| From 06bd3c36a733ac27962fea7d6f47168841376824 Mon Sep 17 00:00:00 2001 |
| From: Jan Kara <jack@suse.cz> |
| Date: Sun, 24 Apr 2016 00:56:03 -0400 |
| Subject: ext4: fix data exposure after a crash |
| |
| From: Jan Kara <jack@suse.cz> |
| |
| commit 06bd3c36a733ac27962fea7d6f47168841376824 upstream. |
| |
| Huang has reported that in his powerfail testing he is seeing stale |
| block contents in some of recently allocated blocks although he mounts |
| ext4 in data=ordered mode. After some investigation I have found out |
| that indeed when delayed allocation is used, we don't add inode to |
| transaction's list of inodes needing flushing before commit. Originally |
| we were doing that but commit f3b59291a69d removed the logic with a |
| flawed argument that it is not needed. |
| |
| The problem is that although for delayed allocated blocks we write their |
| contents immediately after allocating them, there is no guarantee that |
| the IO scheduler or device doesn't reorder things and thus transaction |
| allocating blocks and attaching them to inode can reach stable storage |
| before actual block contents.

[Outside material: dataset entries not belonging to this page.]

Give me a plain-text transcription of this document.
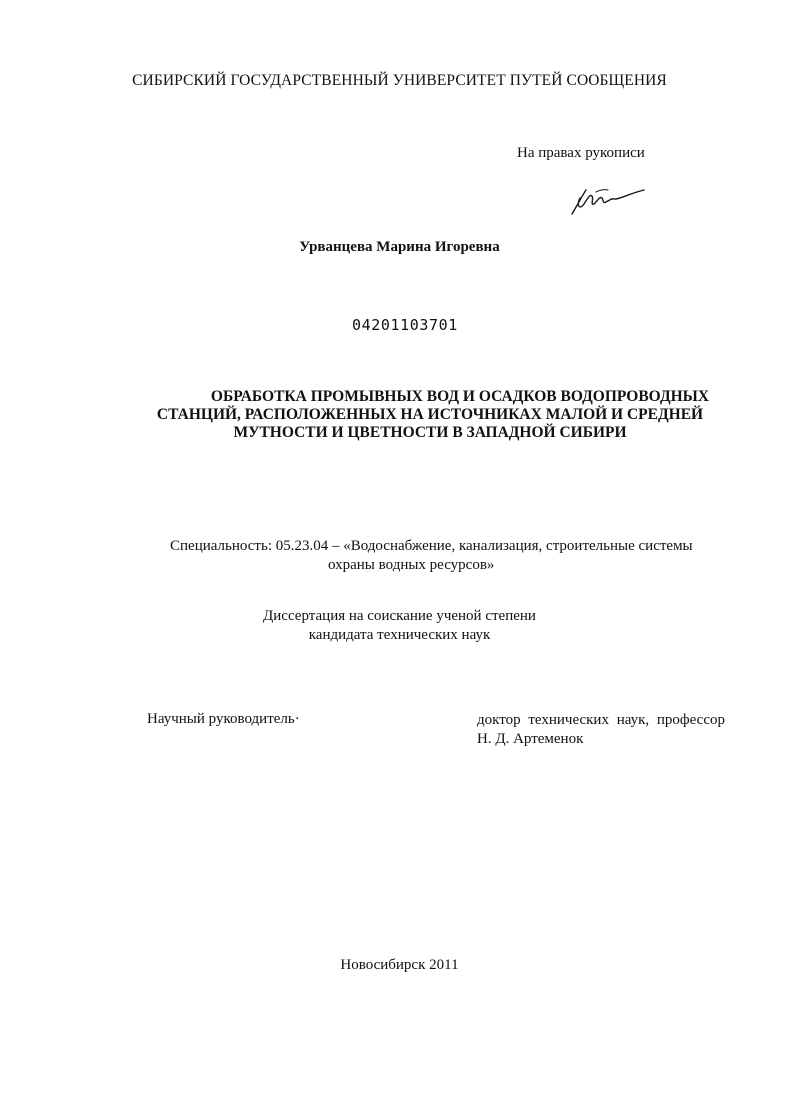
СИБИРСКИЙ ГОСУДАРСТВЕННЫЙ УНИВЕРСИТЕТ ПУТЕЙ СООБЩЕНИЯ
На правах рукописи
Урванцева Марина Игоревна
04201103701
ОБРАБОТКА ПРОМЫВНЫХ ВОД И ОСАДКОВ ВОДОПРОВОДНЫХ
СТАНЦИЙ, РАСПОЛОЖЕННЫХ НА ИСТОЧНИКАХ МАЛОЙ И СРЕДНЕЙ
МУТНОСТИ И ЦВЕТНОСТИ В ЗАПАДНОЙ СИБИРИ
Специальность: 05.23.04 – «Водоснабжение, канализация, строительные системы
охраны водных ресурсов»
Диссертация на соискание ученой степени
кандидата технических наук
Научный руководитель·	доктор технических наук, профессор
Н. Д. Артеменок
Новосибирск 2011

Actually whenever we attach freshly |
| allocated blocks to inode using a written extent, we should add inode to |
| transaction's ordered inode list to make sure we properly wait for block |
| contents to be written before committing the transaction. So that is |
| what we do in this patch. This also handles other cases where stale data |
| exposure was possible - like filling hole via mmap in |
| data=ordered,nodelalloc mode. |
| |
| The only exception to the above rule are extending direct IO writes where |
| blkdev_direct_IO() waits for IO to complete before increasing i_size and |
| thus stale data exposure is not possible. For now we don't complicate |
| the code with optimizing this special case since the overhead is pretty |
| low. In case this is observed to be a performance problem we can always |
| handle it using a special flag to ext4_map_blocks(). |
| |
| Fixes: f3b59291a69d0b734be1fc8be489fef2dd846d3d |
| Reported-by: "HUANG Weller (CM/ESW12-CN)" <Weller.Huang@cn.bosch.com> |
| Tested-by: "HUANG Weller (CM/ESW12-CN)" <Weller.Huang@cn.bosch.com> |
| Signed-off-by: Jan Kara <jack@suse.cz> |
| Signed-off-by: Theodore Ts'o <tytso@mit.edu> |
| Signed-off-by: Greg Kroah-Hartman <gregkh@linuxfoundation.org> |
| |
| --- |
| fs/ext4/inode.c | 24 +++++++++++++++--------- |
| 1 file changed, 15 insertions(+), 9 deletions(-) |
| |
| --- a/fs/ext4/inode.c |
| +++ b/fs/ext4/inode.c |
| @@ -684,6 +684,21 @@ out_sem: |
| ret = check_block_validity(inode, map); |
| if (ret != 0) |
| return ret; |
| + |
| + /* |
| + * Inodes with freshly allocated blocks where contents will be |
| + * visible after transaction commit must be on transaction's |
| + * ordered data list. |
| + */ |
| + if (map->m_flags & EXT4_MAP_NEW && |
| + !(map->m_flags & EXT4_MAP_UNWRITTEN) && |
| + !(flags & EXT4_GET_BLOCKS_ZERO) && |
| + !IS_NOQUOTA(inode) && |
| + ext4_should_order_data(inode)) { |
| + ret = ext4_jbd2_file_inode(handle, inode); |
| + if (ret) |
| + return ret; |
| + } |
| } |
| return retval; |
| } |
| @@ -1289,15 +1304,6 @@ static int ext4_write_end(struct file *f |
| int i_size_changed = 0; |
| |
| trace_ext4_write_end(inode, pos, len, copied); |
| - if (ext4_test_inode_state(inode, EXT4_STATE_ORDERED_MODE)) { |
| - ret = ext4_jbd2_file_inode(handle, inode); |
| - if (ret) { |
| - unlock_page(page); |
| - put_page(page); |
| - goto errout; |
| - } |
| - } |
| - |
| if (ext4_has_inline_data(inode)) { |
| ret = ext4_write_inline_data_end(inode, pos, len, |
| copied, page); |